Бедная весна! Ее бледно-зеленый наряд был засыпан толстым слоем снега. Непробудно уснули, отморозив ножки, первые цветы, поверившие теплу и потянувшиеся к солнцу. Снег все продолжал идти. От тяжести снежных гирлянд ломались ветки деревьев. Неловко шурша крыльями, перелетали с места на место промерзшие птицы.
В полночь в лагерь пришли лошади. Для них в лесу не осталось корма. Мокрые, истощенные, они шарили между палатками и воровски заглядывали под брезент, где был сложен груз, надеясь стащить что-нибудь съедобное.

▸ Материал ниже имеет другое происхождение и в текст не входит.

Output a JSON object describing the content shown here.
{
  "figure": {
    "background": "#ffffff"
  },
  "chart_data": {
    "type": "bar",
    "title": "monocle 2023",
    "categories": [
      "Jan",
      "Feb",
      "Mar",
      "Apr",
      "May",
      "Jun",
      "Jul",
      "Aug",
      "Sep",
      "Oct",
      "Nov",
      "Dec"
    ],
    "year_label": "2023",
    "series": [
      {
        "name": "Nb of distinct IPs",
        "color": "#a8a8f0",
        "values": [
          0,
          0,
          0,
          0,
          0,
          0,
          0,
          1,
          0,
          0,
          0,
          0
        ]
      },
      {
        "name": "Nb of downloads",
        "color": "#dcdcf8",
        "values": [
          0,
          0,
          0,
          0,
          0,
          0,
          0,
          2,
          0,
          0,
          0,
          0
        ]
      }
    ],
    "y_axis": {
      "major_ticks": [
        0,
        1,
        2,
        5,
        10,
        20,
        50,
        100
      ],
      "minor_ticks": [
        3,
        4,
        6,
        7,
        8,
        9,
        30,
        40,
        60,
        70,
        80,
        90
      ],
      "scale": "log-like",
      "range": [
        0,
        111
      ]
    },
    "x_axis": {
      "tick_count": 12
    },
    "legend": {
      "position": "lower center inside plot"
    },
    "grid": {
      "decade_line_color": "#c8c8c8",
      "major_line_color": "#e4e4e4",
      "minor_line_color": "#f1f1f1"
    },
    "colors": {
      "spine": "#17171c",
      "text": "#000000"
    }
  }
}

Когда на другой день, 18 мая, я вышел из палатки, передо мной стоял зимний безмолвный, весь покрытый хлопьями снега лес. Я долго смотрел на преобразившийся мир. Зима, соревнуясь с весною, решила показать, какая она искусная мастерица. В необычном для леса майском наряде не было контрастных красок; гладкое и до ослепительности белое покрывало лежало на земле.
Из соседнего ущелья налетел ветер. Лес очнулся и зашумел. Еще минута – и все изменилось: слетела с кедров белая бахрома, сломились искристые гирлянды. А ветер усиливался и, сбивая с деревьев остатки снежной пыли, носился в долине.
На вершине Надпорожного белка
Мы ждали сегодня Пугачева и Днепровского, ушедших на Ничку, чтобы всем сообща выйти на хребет Крыжина и там, на одной из вершин, соорудить геодезический знак.
В лесу, по полянам снова хлопотала весна, вдыхая жизнь в замерзшие цветы, поднимая прижавшуюся к земле зелень и оглашая воздух радостным пением птиц.
Мне предстояло сделать перевязку Мошкову, а это оказалось труднее операции. Бинт так присох к ране, что больной кричал буквально на всю тайгу. Рана была большой, плохо зашитой, и перевязка унесла много крови.